A ação foi proposta por Oswaldo Meza Baptista e alegava que o município teria promovido majoração real do IPTU por meio de atos administrativos, apesar de ter divulgado reajuste limitado à correção inflacionária de 5,32%. Segundo a inicial, os valores lançados nos carnês de 2026 superaram significativamente os do exercício anterior.
Pedidos e emendas à inicial
O autor pediu a nulidade de dispositivos legais e decretos municipais, a suspensão da cobrança da parcela do IPTU que excedesse a inflação e a inclusão de autoridades municipais no polo passivo. Em emendas, sustentou ilegalidade do aumento por decreto, apontou contradição entre Executivo e Legislativo e alegou indícios de fraude administrativa na aplicação do Perfil Socioeconômico Imobiliário.
Defesa do município
O município de Campo Grande contestou o pedido de tutela de urgência e defendeu a extinção do processo. Alegou que não houve aumento real do IPTU, mas apenas atualização monetária e correção cadastral de imóveis subtributados. Sustentou que o PSEI se aplica exclusivamente à taxa de lixo e que sua publicidade foi devidamente observada.
A Prefeitura argumentou ainda que a concessão de liminar causaria grave impacto financeiro e destacou a existência de via administrativa para impugnação individual dos lançamentos, informando o protocolo de centenas de pedidos administrativos.
Entendimento do Judiciário
Na sentença, o magistrado destacou que a ação popular integra o microssistema da tutela coletiva, mas não pode ser utilizada para discutir relações tributárias que não impliquem lesão direta ao patrimônio público ou à moralidade administrativa.

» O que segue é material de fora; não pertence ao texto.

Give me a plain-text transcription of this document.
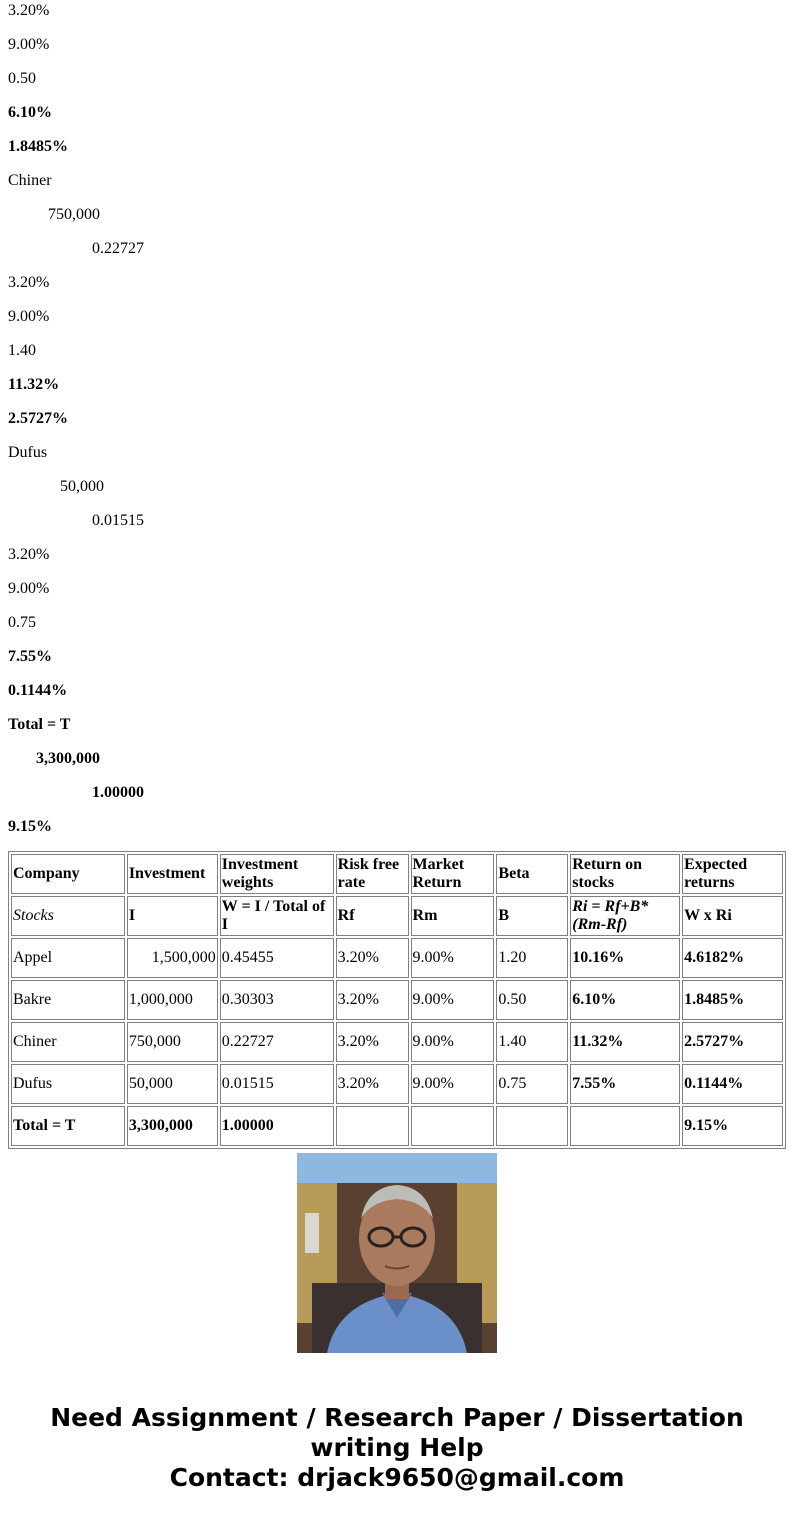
3.20%
9.00%
0.50
6.10%
1.8485%
Chiner
750,000
0.22727
3.20%
9.00%
1.40
11.32%
2.5727%
Dufus
50,000
0.01515
3.20%
9.00%
0.75
7.55%
0.1144%
Total = T
3,300,000
1.00000
9.15%
Company	Investment	Investment weights	Risk free rate	Market Return	Beta	Return on stocks	Expected returns
Stocks	I	W = I / Total of I	Rf	Rm	B	Ri = Rf+B*(Rm-Rf)	W x Ri
Appel	1,500,000	0.45455	3.20%	9.00%	1.20	10.16%	4.6182%
Bakre	1,000,000	0.30303	3.20%	9.00%	0.50	6.10%	1.8485%
Chiner	750,000	0.22727	3.20%	9.00%	1.40	11.32%	2.5727%
Dufus	50,000	0.01515	3.20%	9.00%	0.75	7.55%	0.1144%
Total = T	3,300,000	1.00000					9.15%
Need Assignment / Research Paper / Dissertation
writing Help
Contact: drjack9650@gmail.com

Citou precedentes do STF e do STJ que vedam o uso de ações coletivas para questionar tributos em defesa dos contribuintes.

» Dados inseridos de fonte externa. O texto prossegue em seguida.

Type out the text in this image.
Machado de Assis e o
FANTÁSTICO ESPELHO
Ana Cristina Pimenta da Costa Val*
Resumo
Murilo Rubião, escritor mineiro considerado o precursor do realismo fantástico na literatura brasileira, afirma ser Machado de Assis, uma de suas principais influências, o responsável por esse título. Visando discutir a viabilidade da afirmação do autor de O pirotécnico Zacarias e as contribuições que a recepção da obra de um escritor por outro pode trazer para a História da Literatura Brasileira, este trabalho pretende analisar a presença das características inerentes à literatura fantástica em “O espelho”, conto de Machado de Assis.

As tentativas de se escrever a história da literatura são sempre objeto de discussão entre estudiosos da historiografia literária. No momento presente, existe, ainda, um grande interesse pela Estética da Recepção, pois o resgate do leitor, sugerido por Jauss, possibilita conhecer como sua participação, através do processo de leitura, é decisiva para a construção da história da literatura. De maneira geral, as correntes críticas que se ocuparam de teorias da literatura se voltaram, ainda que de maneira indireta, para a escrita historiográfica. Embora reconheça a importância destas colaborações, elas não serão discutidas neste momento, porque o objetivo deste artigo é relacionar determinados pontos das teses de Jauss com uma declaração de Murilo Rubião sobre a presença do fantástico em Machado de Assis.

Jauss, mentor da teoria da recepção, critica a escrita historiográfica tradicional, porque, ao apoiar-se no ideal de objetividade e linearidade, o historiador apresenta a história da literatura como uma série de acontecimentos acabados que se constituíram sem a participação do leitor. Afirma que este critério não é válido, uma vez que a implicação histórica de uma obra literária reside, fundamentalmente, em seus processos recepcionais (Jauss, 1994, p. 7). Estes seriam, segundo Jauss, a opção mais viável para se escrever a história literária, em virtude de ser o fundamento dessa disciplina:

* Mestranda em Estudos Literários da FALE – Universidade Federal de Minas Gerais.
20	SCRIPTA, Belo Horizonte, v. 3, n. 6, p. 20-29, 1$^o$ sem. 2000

Segundo a decisão, eventuais ilegalidades na cobrança do IPTU, se reconhecidas, afetariam o patrimônio dos contribuintes, e não os bens jurídicos protegidos pela ação popular, o que afasta a legitimidade da via processual escolhida.
Resultado
Com base nesses fundamentos, o juiz acolheu a preliminar de inadequação da via eleita, indeferiu a inicial e extinguiu o processo sem resolução de mérito. A decisão isentou os autores de custas e honorários advocatícios, por ausência de má-fé, e determinou a remessa dos autos ao Tribunal de Justiça após o prazo recursal, por se tratar de sentença sujeita ao duplo grau de jurisdição.